Indirect pulp treatment
Indirect pulp treatment is a procedure performed in a tooth with a diagnosis of reversible pulpitis and deep caries that might otherwise need endodontic therapy if the decay was completely removed. In recent years, rather than complete the caries removal in 2 appointments, the focus has been to excavate as close as possible to the pulp, place a protective liner, and restore the tooth without a subsequent reentry to remove any remaining affected dentin. The risk of this approach is either an unintentional pulp exposure or irreversible pulpitis. More recently, the step-wise excavation of deep caries has been revisited and shown to be successful in managing reversible pulpitis without pulpal perforation and/or endodontic therapy. This approach involves a 2-step process. The first step is the removal of carious dentin along the dentin-enamel junction (DEJ) and excavation of only the outermost infected dentin, leaving a carious mass over the pulp. The objective is to change the cariogenic environment in order to decrease the number of bacteria, close the remaining caries from the biofilm of the oral cavity, and slow or arrest the caries development. The second step is the removal of the remaining caries and placement of a final restoration. The most common recom-mendation for the interval between steps is 3-6 months, allowing sufficient time for the formation of tertiary dentin and a definitive pulpal diagnosis. Critical to both steps of excavation is the placement of a well-sealed restoration. The decision to use a one-appointment caries excavation or a step-wise technique should be based on the individual patient circumstances since the research available is inconclusive on which approach is the most successful over time.

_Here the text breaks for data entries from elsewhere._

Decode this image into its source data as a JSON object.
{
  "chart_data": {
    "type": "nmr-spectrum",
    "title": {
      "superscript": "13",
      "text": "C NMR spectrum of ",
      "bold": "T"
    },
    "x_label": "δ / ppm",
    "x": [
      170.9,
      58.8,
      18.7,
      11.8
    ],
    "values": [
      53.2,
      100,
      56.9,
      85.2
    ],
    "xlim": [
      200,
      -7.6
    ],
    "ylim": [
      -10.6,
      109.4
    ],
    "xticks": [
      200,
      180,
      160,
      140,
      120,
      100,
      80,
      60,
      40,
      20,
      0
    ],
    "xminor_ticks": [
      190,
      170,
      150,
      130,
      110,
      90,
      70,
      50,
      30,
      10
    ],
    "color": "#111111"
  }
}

• Indications: Indirect pulp treatment is indicated in a permanent tooth diagnosed with a normal pulp with no symptoms of pulpitis or with a diagnosis of reversible pulpitis. The pulp is judged by clinical and radiographic criteria to be vital and able to heal from the carious insult.
• Objectives: The intermediate and/or final restoration should seal completely the involved dentin from the oral environment. The vitality of the tooth should be preserved. No post-treatment signs or symptoms such as sensitivity, pain, or swelling should be evident. There should be no radiographic evidence of internal or external root resorption or other pathologic changes. Teeth with immature roots should show continued root development and apexogenesis.